Adams & Eden

“Before” photo courtesy Sam Adams
SOON-TO-BE-EX-MAYOR Sam Adams needed a fresh start. He began with the pokeweed in his front yard.
The ever-multitasking city hall veteran first noticed the weed among his North Portland plot’s underwatered rosebushes, fava beans, blackberry vines, and other eyesores. A devotee to a backyard filled with vegetable beds, chickens, and bees, Adams tended to ignore the front. “People would tease me about it,” he says. The noxious pokeweed became the prime symptom of neglect.
“It was getting bigger, and I was feeling very proud,” Adams jokes. “Then it grew a little too big. I thought, nothing that grows like this can be good for the world.”
Last year, Adams enrolled in the Backyard Habitat Certification Program, created by Columbia Land Trust and the Audubon Society to help homeowners replace invasive weeds with native plants. Since the effort launched in 2009, more than 1,200 people have participated, says program director Gaylen Beatty.

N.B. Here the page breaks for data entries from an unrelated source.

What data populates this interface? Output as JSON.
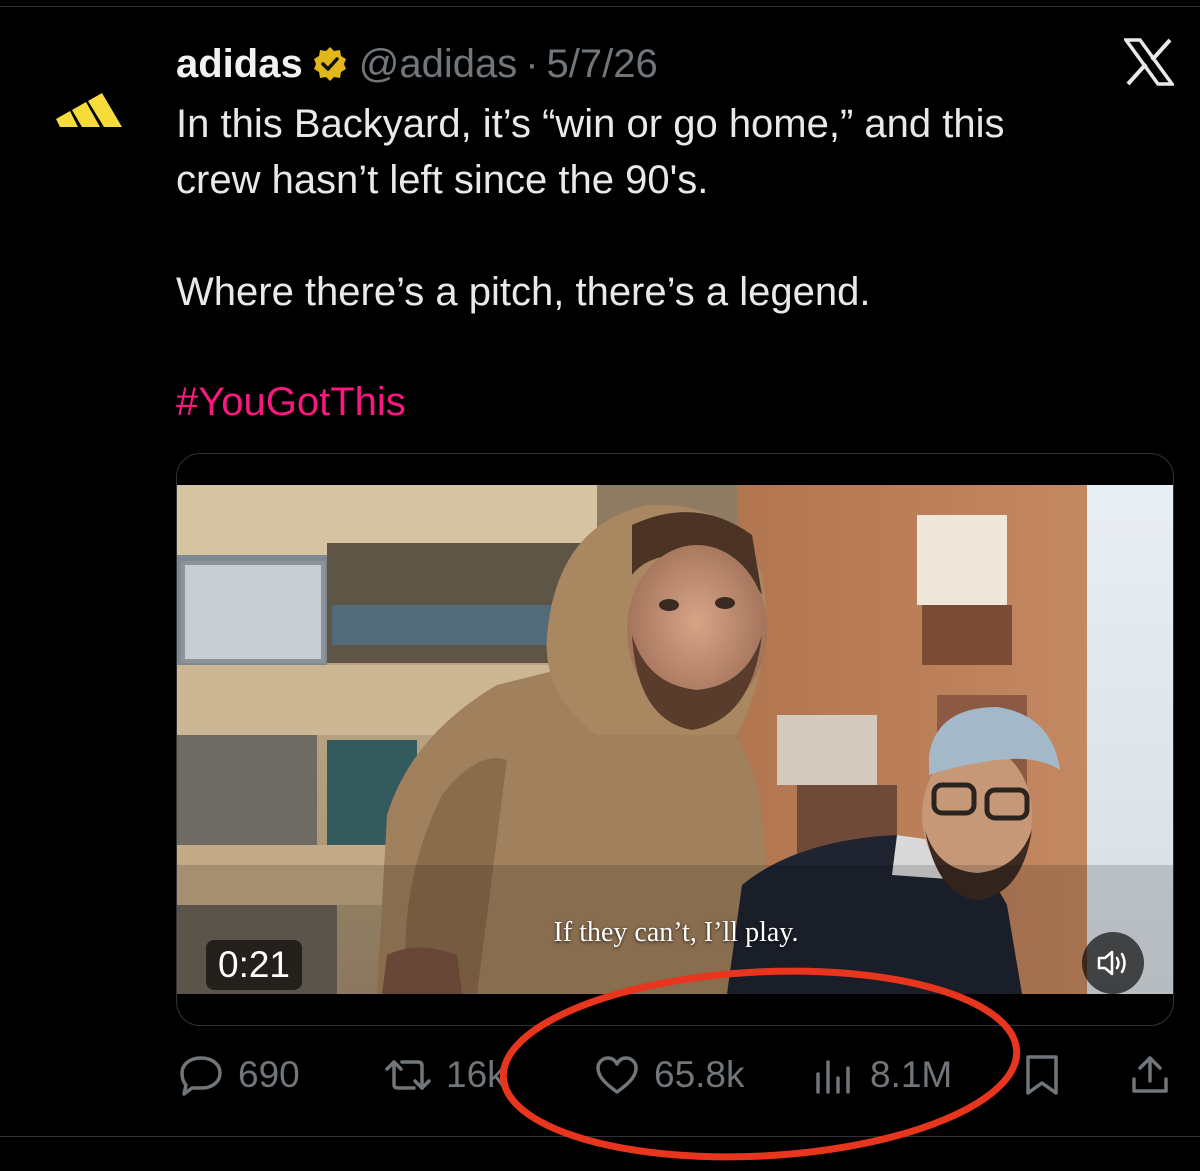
{
  "tweet": {
    "author": {
      "display_name": "adidas",
      "handle": "@adidas",
      "verified": true,
      "avatar_icon": "adidas-three-bars-logo",
      "brand_color": "#f6dc3b"
    },
    "separator": "·",
    "date": "5/7/26",
    "text": "In this Backyard, it’s “win or go home,” and this\ncrew hasn’t left since the 90's.\n\nWhere there’s a pitch, there’s a legend.",
    "hashtag": "#YouGotThis",
    "hashtag_color": "#f91880",
    "media": {
      "subtitle": "If they can’t, I’ll play.",
      "duration": "0:21",
      "mute_icon": "speaker-icon"
    },
    "actions": {
      "replies": "690",
      "reposts": "16k",
      "likes": "65.8k",
      "views": "8.1M"
    }
  },
  "platform_icon": "x-logo",
  "annotation": {
    "shape": "ellipse",
    "color": "#e8351e"
  }
}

“Sam’s a good example,” Beatty says. “We want to do the right thing, but aren’t sure what’s growing on our land, good or bad.”
Marina Wynton, the landscape designer who runs Olivine Land, lives and works nearby and had been itching to get her hands on Adams’s yard for years. As a “site technician” for the habitat program, Wynton designed a new garden with native plants that would attract birds and require minimal watering.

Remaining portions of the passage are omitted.